C’est dans ces trois campagnes d’essai que les instruments qui permettent de porter la sonde à 4 000 mètres ont été inventés, perfectionnés, et qu’ils ont fonctionné pour la première fois sur une grande échelle. Dans cet admirable ouvrage, que les explorateurs du fond des océans consulteront forcément, M. Wyville Thompson indique avec le plus grand soin tous les détails nécessaires pour exécuter les sondages sous-marins. Afin de bien faire comprendre ce que sont ces opérations, nous allons relever les détails de celle qui fut exécutée dans la baie de Biscaye, le 22 juillet 1869, par 2 435 brasses.

Comme le navire était poussé par une jolie brise, la drague était descendue obliquement ; on fut donc obligé de mettre à la mer 3 000 brasses de corde, pesant 2 250 kilos dans l’air. Cette corde perdait dans l’eau les trois quarts de son poids et se trouvait donc réduite à 562 kilos une fois qu’elle avait quitté le bord. Quoique la drague pesât 150 kilos, le câble ne serait pas descendu assez rapidement, puisqu’il n’avait qu’un excès de poids égal à 1/4. On y attacha donc trois plombs, destinés à accélérer ce mouvement, l’un de 50 kilos et les deux autres de 25 kilos chacun. Malgré cette précaution, le bout de la corde mit plus d’une heure à arriver au fond de la mer. On laissa la drague traîner pendant quelque temps, afin de lui donner le temps de ramasser des objets variés, et on la releva avec une vitesse de 10 brasses par minute, quand on eut lieu de croire qu’elle avait dû faire de bonnes prises. Il fallut 5 heures de travail continu, à la machine pour la ramener à bord avec 70 kilos de matières. L’opération, commencée à 4 heures du soir, était terminée à 1 heure du matin.

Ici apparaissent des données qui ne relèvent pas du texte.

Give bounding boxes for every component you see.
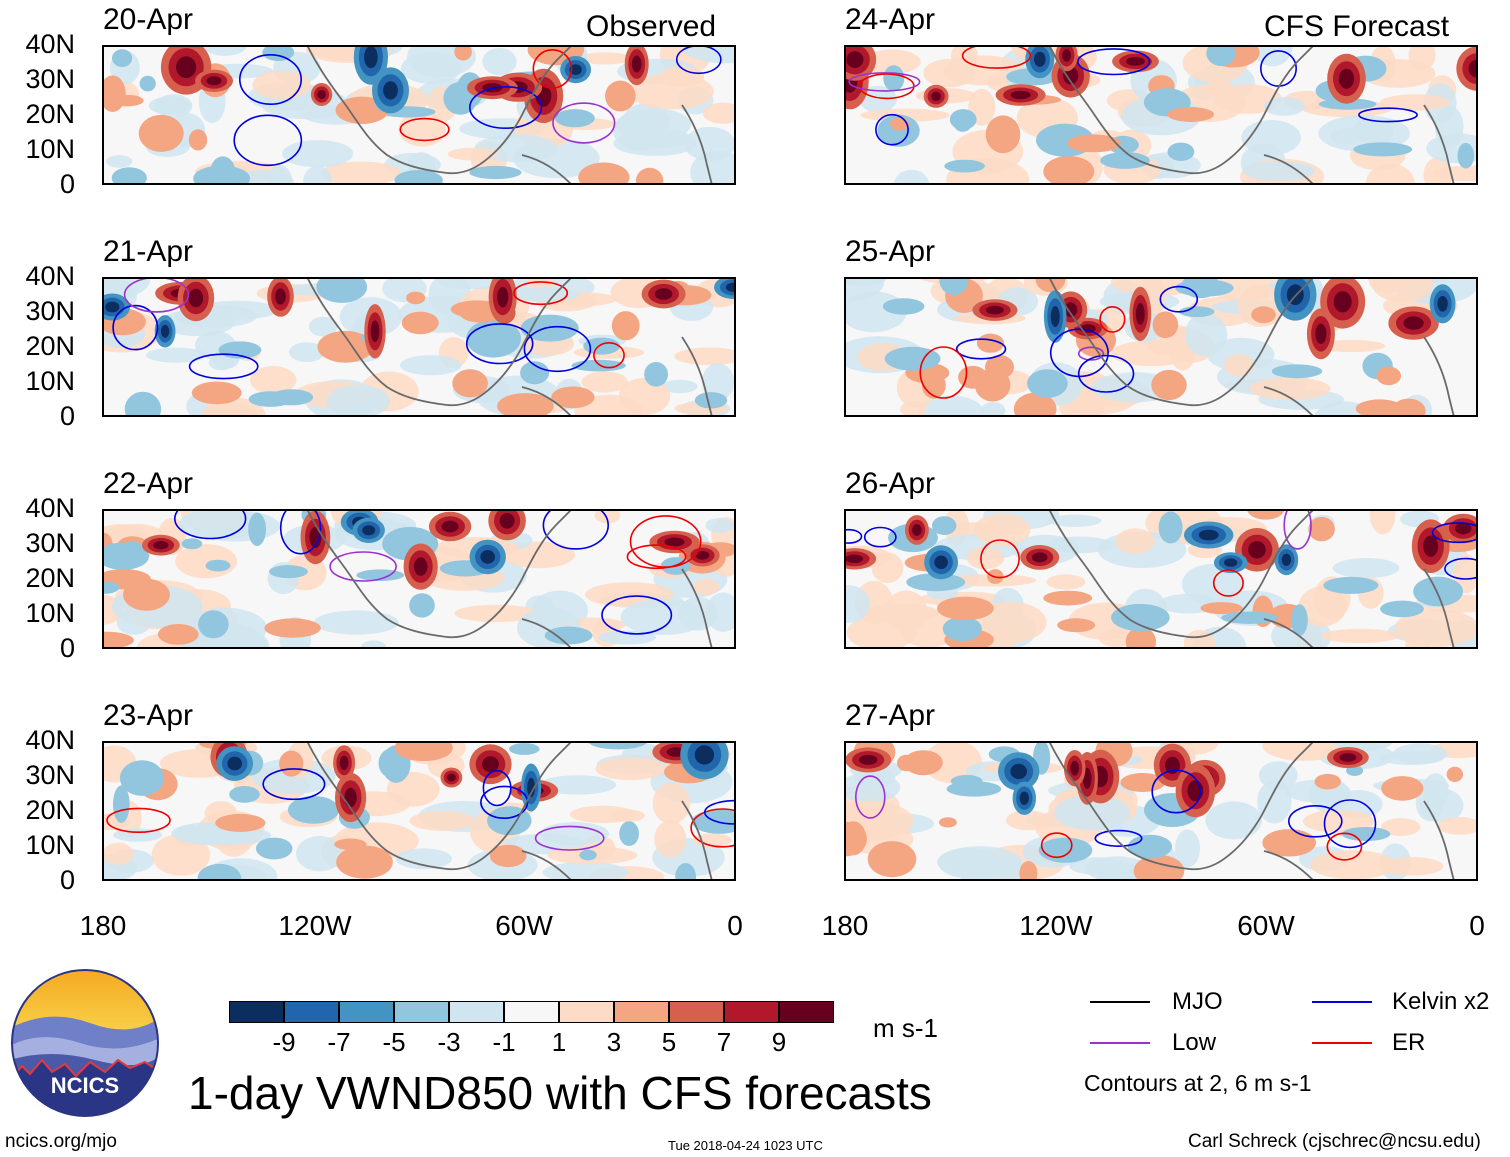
contour-note: Contours at 2, 6 m s-1 (1084, 1070, 1312, 1096)
lat-label: 40N (25, 493, 75, 523)
colorbar-tick-label: -1 (492, 1027, 516, 1057)
lat-label: 10N (25, 366, 75, 396)
lat-label: 0 (59, 401, 75, 431)
website-link[interactable]: ncics.org/mjo (5, 1131, 117, 1152)
timestamp: Tue 2018-04-24 1023 UTC (668, 1138, 823, 1153)
anomaly-field (102, 277, 736, 417)
anomaly-map-panel (844, 509, 1478, 649)
logo-text: NCICS (51, 1073, 119, 1098)
colorbar-tick-label: 7 (716, 1027, 732, 1057)
lat-label: 0 (59, 169, 75, 199)
lat-label: 10N (25, 598, 75, 628)
colorbar-swatch (504, 1001, 559, 1023)
lat-label: 20N (25, 331, 75, 361)
panel-title: 21-Apr (103, 235, 194, 268)
lat-label: 30N (25, 64, 75, 94)
legend-line-low (1090, 1042, 1150, 1044)
lat-label: 0 (59, 865, 75, 895)
colorbar-swatch (724, 1001, 779, 1023)
legend-label-mjo: MJO (1172, 988, 1223, 1015)
lon-label: 0 (727, 910, 743, 941)
legend-label-er: ER (1392, 1029, 1426, 1056)
colorbar-tick-label: -3 (437, 1027, 461, 1057)
cfs-forecast-label: CFS Forecast (1264, 10, 1450, 43)
lat-label: 20N (25, 99, 75, 129)
legend-line-mjo (1090, 1001, 1150, 1003)
lat-label: 40N (25, 29, 75, 59)
lon-label: 60W (495, 910, 553, 941)
colorbar-tick-label: -5 (382, 1027, 406, 1057)
lat-label: 40N (25, 725, 75, 755)
colorbar-tick-label: 3 (606, 1027, 622, 1057)
legend-label-kelvin: Kelvin x2 (1392, 988, 1490, 1015)
colorbar-tick-label: -7 (327, 1027, 351, 1057)
colorbar-swatch (229, 1001, 284, 1023)
anomaly-field (102, 509, 736, 649)
lat-label: 20N (25, 795, 75, 825)
lat-label: 0 (59, 633, 75, 663)
anomaly-field (102, 741, 736, 881)
lon-label: 120W (1019, 910, 1093, 941)
lat-label: 30N (25, 760, 75, 790)
lon-label: 0 (1469, 910, 1485, 941)
anomaly-field (844, 277, 1478, 417)
colorbar-units: m s-1 (873, 1013, 938, 1043)
lat-label: 10N (25, 830, 75, 860)
colorbar-tick-label: 1 (551, 1027, 567, 1057)
colorbar-swatch (614, 1001, 669, 1023)
main-title: 1-day VWND850 with CFS forecasts (188, 1067, 932, 1119)
panel-title: 25-Apr (845, 235, 936, 268)
colorbar-tick-label: 5 (661, 1027, 677, 1057)
anomaly-map-panel (102, 45, 736, 185)
anomaly-map-panel (844, 45, 1478, 185)
observed-label: Observed (586, 10, 717, 43)
anomaly-map-panel (844, 741, 1478, 881)
panel-title: 23-Apr (103, 699, 194, 732)
colorbar-swatch (339, 1001, 394, 1023)
lon-label: 180 (79, 910, 127, 941)
colorbar-tick-label: 9 (771, 1027, 787, 1057)
lon-label: 60W (1237, 910, 1295, 941)
anomaly-map-panel (844, 277, 1478, 417)
colorbar-swatch (449, 1001, 504, 1023)
colorbar-swatch (779, 1001, 834, 1023)
panel-title: 22-Apr (103, 467, 194, 500)
author-credit: Carl Schreck (cjschrec@ncsu.edu) (1188, 1131, 1481, 1152)
anomaly-field (844, 741, 1478, 881)
lat-label: 30N (25, 528, 75, 558)
lon-label: 120W (278, 910, 352, 941)
lat-label: 10N (25, 134, 75, 164)
panel-title: 24-Apr (845, 3, 936, 36)
legend-label-low: Low (1172, 1029, 1217, 1056)
panel-title: 26-Apr (845, 467, 936, 500)
lat-label: 40N (25, 261, 75, 291)
colorbar-swatch (394, 1001, 449, 1023)
anomaly-field (102, 45, 736, 185)
legend-line-er (1312, 1042, 1372, 1044)
lon-label: 180 (821, 910, 869, 941)
panel-title: 20-Apr (103, 3, 194, 36)
lat-label: 30N (25, 296, 75, 326)
lat-label: 20N (25, 563, 75, 593)
ncics-logo: NCICS (10, 968, 160, 1118)
colorbar-swatch (284, 1001, 339, 1023)
anomaly-map-panel (102, 509, 736, 649)
anomaly-field (844, 45, 1478, 185)
colorbar-swatch (669, 1001, 724, 1023)
anomaly-map-panel (102, 741, 736, 881)
panel-title: 27-Apr (845, 699, 936, 732)
colorbar-swatch (559, 1001, 614, 1023)
anomaly-map-panel (102, 277, 736, 417)
legend-line-kelvin (1312, 1001, 1372, 1003)
colorbar-tick-label: -9 (272, 1027, 296, 1057)
anomaly-field (844, 509, 1478, 649)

Les manœuvres auxquelles se livre actuellement le Challenger ne sont pas moins pénibles. Est-ce que ces difficultés ne doivent point augmenter notre admiration pour les hommes infatigables qui sont arrivés à les vaincre ?

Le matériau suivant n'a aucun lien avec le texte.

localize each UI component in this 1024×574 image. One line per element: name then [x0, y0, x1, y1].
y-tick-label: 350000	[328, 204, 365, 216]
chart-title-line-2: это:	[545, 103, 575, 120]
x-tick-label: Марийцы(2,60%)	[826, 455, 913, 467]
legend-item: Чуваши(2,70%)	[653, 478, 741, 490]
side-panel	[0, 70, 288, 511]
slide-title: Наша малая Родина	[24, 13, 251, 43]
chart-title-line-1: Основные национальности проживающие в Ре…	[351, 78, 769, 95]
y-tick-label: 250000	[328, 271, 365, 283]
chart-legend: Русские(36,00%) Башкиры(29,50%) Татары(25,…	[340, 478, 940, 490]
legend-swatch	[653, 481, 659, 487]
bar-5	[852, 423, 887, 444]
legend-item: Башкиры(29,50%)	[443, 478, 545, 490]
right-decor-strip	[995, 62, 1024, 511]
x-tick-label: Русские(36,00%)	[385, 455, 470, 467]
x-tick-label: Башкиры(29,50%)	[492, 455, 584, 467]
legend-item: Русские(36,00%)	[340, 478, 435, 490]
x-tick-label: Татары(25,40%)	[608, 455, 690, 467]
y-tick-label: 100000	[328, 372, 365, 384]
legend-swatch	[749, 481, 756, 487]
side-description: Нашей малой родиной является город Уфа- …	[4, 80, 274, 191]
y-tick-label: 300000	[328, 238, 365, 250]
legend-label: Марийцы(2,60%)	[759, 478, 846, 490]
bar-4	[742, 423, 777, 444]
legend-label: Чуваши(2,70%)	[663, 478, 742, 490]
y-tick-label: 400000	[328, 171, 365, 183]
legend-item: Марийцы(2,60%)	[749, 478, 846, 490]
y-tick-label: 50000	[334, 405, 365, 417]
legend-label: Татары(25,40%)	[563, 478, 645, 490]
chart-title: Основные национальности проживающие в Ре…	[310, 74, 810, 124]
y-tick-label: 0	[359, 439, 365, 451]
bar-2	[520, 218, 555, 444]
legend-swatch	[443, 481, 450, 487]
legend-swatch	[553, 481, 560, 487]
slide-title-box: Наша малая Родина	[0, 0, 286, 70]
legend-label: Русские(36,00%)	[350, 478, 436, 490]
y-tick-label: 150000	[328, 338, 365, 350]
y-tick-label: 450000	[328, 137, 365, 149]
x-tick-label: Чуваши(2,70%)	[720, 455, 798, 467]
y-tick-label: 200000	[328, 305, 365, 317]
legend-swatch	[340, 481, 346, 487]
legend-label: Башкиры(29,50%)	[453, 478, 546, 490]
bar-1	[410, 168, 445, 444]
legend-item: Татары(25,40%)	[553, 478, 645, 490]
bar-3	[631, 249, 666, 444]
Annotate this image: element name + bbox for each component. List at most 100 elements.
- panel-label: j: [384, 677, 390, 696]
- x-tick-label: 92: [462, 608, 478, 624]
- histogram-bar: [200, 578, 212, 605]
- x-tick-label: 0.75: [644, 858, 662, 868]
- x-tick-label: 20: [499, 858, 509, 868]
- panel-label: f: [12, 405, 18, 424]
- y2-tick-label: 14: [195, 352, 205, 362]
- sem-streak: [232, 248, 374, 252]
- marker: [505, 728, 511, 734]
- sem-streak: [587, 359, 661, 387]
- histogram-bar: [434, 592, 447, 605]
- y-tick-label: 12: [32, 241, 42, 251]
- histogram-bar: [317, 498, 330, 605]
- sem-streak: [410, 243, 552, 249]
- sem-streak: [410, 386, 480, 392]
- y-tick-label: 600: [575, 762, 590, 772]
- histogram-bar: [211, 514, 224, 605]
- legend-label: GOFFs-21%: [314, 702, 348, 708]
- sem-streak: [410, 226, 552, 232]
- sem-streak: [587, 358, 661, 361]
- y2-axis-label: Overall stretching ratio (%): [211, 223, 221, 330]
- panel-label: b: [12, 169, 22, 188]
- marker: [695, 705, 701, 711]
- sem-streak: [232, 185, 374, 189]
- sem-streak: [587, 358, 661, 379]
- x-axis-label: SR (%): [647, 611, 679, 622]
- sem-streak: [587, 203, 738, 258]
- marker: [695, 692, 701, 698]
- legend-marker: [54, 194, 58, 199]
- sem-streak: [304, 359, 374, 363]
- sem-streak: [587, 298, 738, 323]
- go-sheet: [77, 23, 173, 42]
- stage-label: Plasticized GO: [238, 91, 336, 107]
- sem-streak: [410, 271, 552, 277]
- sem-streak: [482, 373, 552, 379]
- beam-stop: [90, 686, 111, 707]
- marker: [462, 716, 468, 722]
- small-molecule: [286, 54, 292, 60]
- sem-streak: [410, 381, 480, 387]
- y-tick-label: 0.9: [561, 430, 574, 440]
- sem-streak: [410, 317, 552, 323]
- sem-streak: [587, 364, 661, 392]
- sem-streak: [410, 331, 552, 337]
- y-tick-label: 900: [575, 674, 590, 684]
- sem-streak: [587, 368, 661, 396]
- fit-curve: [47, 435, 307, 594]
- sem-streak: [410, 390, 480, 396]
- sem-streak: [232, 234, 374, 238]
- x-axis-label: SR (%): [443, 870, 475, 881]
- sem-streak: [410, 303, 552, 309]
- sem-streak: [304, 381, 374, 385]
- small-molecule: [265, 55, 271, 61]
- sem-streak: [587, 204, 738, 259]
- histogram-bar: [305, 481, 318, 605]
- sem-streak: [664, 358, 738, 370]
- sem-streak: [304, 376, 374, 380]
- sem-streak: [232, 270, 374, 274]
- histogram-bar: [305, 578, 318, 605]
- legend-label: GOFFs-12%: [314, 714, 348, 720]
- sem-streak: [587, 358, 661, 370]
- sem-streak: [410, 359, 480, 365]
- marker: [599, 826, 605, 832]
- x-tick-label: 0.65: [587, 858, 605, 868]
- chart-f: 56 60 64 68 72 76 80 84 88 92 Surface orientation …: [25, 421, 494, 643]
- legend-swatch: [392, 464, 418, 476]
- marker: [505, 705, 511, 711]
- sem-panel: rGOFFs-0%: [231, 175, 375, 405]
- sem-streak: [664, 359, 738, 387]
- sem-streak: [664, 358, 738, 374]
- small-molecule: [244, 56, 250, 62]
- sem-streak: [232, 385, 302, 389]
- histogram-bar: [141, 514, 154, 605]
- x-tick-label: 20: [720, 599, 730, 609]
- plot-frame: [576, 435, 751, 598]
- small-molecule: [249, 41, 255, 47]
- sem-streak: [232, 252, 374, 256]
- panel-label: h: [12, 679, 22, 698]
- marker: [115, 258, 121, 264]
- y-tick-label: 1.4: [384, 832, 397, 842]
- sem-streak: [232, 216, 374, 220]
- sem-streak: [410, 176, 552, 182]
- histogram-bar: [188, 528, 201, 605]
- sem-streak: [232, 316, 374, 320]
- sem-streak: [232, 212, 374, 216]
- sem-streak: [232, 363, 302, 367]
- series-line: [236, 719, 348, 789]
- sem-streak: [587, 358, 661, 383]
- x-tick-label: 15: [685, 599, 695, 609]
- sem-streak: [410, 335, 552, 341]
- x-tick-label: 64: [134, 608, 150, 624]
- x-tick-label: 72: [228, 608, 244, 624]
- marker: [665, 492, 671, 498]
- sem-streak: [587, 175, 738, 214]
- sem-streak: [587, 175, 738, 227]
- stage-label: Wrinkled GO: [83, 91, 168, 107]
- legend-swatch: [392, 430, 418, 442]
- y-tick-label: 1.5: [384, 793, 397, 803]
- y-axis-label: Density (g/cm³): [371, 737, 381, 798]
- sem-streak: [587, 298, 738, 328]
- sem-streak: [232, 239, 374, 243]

Un fait capital mis en évidence, c’est que tous les raisonnements abstraits faits a priori sur des considérations théoriques pêchent par la base. C’est l’observation seule qui peut permettre d’édifier sur des découvertes inébranlables l’histoire physique de ces régions profondes. Il y a, dans l’empire sous marin, des zones froides et des zones chaudes. Les zones froides semblent reposer sur un même sol que les

  1. The Depths of the sea, by C. Wyville Thompson. London, Macmillan and C°, 1873.